Quelles sont les pistes selon vous ?

Comme la Chine nous a copiés dans ce que nous avions de meilleur ces 30 dernières années, il va falloir copier ce qu'elle a de meilleur. Et une des choses qu'elle a de bien meilleur que nous, ce sont des nouveaux business model dits "frugaux". On regarde toute une chaîne de valeur des activités économiques et on ne garde que les maillons de la chaîne qui sont considérés à valeur ajoutée.

Nous avons une révolution technologique qui va nous permettre de faire pour 7 milliards de personnes ce nous que faisions pour 700 millions, et c'est pour cela que nous sommes dans une période très excitante. Vous pouvez construire des business model qui vont avoir une structure de coût entre 10 et 20 % de ce qui existait auparavant. C'est pour cela que je suis aussi optimiste.

C'est pour cela que vous êtes aussi optimiste ?

On peut regarder le monde en se disant qu'il n'a jamais été dans un état aussi lamentable, mais la raison pour laquelle je suis optimiste, c'est que j'ai foi en l'homme.

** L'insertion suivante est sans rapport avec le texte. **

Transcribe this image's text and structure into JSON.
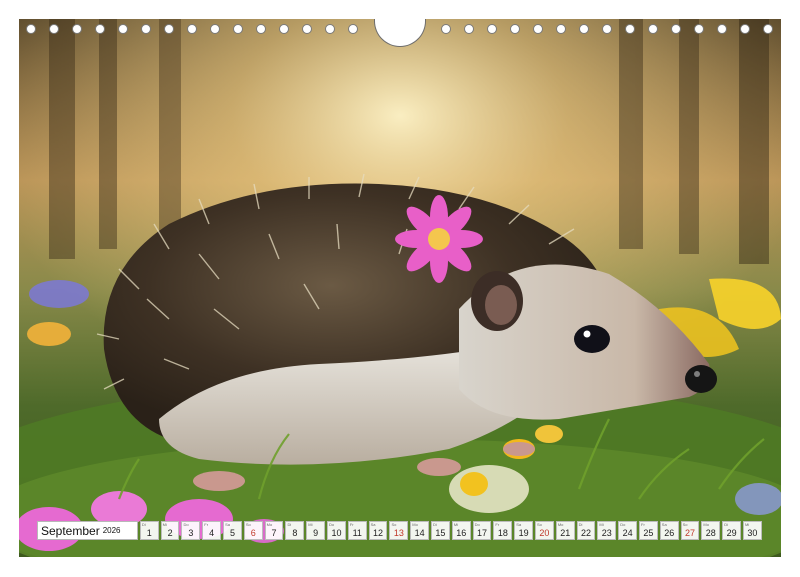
{
  "calendar": {
    "month": "September",
    "year": "2026",
    "days": [
      {
        "num": "1",
        "dow": "Di",
        "weekend": false
      },
      {
        "num": "2",
        "dow": "Mi",
        "weekend": false
      },
      {
        "num": "3",
        "dow": "Do",
        "weekend": false
      },
      {
        "num": "4",
        "dow": "Fr",
        "weekend": false
      },
      {
        "num": "5",
        "dow": "Sa",
        "weekend": false
      },
      {
        "num": "6",
        "dow": "So",
        "weekend": true
      },
      {
        "num": "7",
        "dow": "Mo",
        "weekend": false
      },
      {
        "num": "8",
        "dow": "Di",
        "weekend": false
      },
      {
        "num": "9",
        "dow": "Mi",
        "weekend": false
      },
      {
        "num": "10",
        "dow": "Do",
        "weekend": false
      },
      {
        "num": "11",
        "dow": "Fr",
        "weekend": false
      },
      {
        "num": "12",
        "dow": "Sa",
        "weekend": false
      },
      {
        "num": "13",
        "dow": "So",
        "weekend": true
      },
      {
        "num": "14",
        "dow": "Mo",
        "weekend": false
      },
      {
        "num": "15",
        "dow": "Di",
        "weekend": false
      },
      {
        "num": "16",
        "dow": "Mi",
        "weekend": false
      },
      {
        "num": "17",
        "dow": "Do",
        "weekend": false
      },
      {
        "num": "18",
        "dow": "Fr",
        "weekend": false
      },
      {
        "num": "19",
        "dow": "Sa",
        "weekend": false
      },
      {
        "num": "20",
        "dow": "So",
        "weekend": true
      },
      {
        "num": "21",
        "dow": "Mo",
        "weekend": false
      },
      {
        "num": "22",
        "dow": "Di",
        "weekend": false
      },
      {
        "num": "23",
        "dow": "Mi",
        "weekend": false
      },
      {
        "num": "24",
        "dow": "Do",
        "weekend": false
      },
      {
        "num": "25",
        "dow": "Fr",
        "weekend": false
      },
      {
        "num": "26",
        "dow": "Sa",
        "weekend": false
      },
      {
        "num": "27",
        "dow": "So",
        "weekend": true
      },
      {
        "num": "28",
        "dow": "Mo",
        "weekend": false
      },
      {
        "num": "29",
        "dow": "Di",
        "weekend": false
      },
      {
        "num": "30",
        "dow": "Mi",
        "weekend": false
      }
    ]
  },
  "colors": {
    "weekend": "#c0392b",
    "hole_ring": "#7a7a7a"
  }
}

À chaque fois qu'il y a eu un défi à relever dans l'histoire, il y a eu une réponse, un génie créatif.

Nous avons la manière de vivre qui nous permettra, si nous sommes bons, de comprendre comment inventer la meilleure utilisation de ces nouvelles technologies qui arrivent. Mais nos enfants n'auront absolument le monde dans lequel nous avons vécu.

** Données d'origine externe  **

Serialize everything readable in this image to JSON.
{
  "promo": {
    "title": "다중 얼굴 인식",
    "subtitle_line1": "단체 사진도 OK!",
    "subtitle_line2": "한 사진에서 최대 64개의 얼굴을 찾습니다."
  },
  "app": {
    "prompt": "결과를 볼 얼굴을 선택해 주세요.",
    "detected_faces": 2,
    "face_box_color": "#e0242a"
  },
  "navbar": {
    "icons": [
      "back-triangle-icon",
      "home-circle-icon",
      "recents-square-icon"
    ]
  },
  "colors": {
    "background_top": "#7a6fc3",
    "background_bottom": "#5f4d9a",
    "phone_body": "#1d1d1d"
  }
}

Il faut sortir d'un sentiment de supériorité finalement très occidental ?

Totalement, et la fin de cette supériorité, c'est quand on accepte d'apprendre à connaitre l'autre. D'aller en Chine, comprendre cette culture, se renseigner. On ne peut pas se reposer sur nos lauriers, il faut être plus imaginatif que les autres.

Comment expliquer que les politiques saisissent mal cet enjeu ?

Le problème, c'est le talent. À ma génération, le talent a fui le monde de la politique pour le monde des affaires.

Comment décrire ce que vous appelez la génération tonique ?

C'est d'avoir 20 ans dans sa tête comme dans son cœur. Ma mère est un membre de la génération tonique. Je vois des enfants de 10 ans qui en font partie. Ça n'est pas une génération déterminée par un âge biologique, mais un âge mental. Notre pays en regorge de membres de la génération tonique.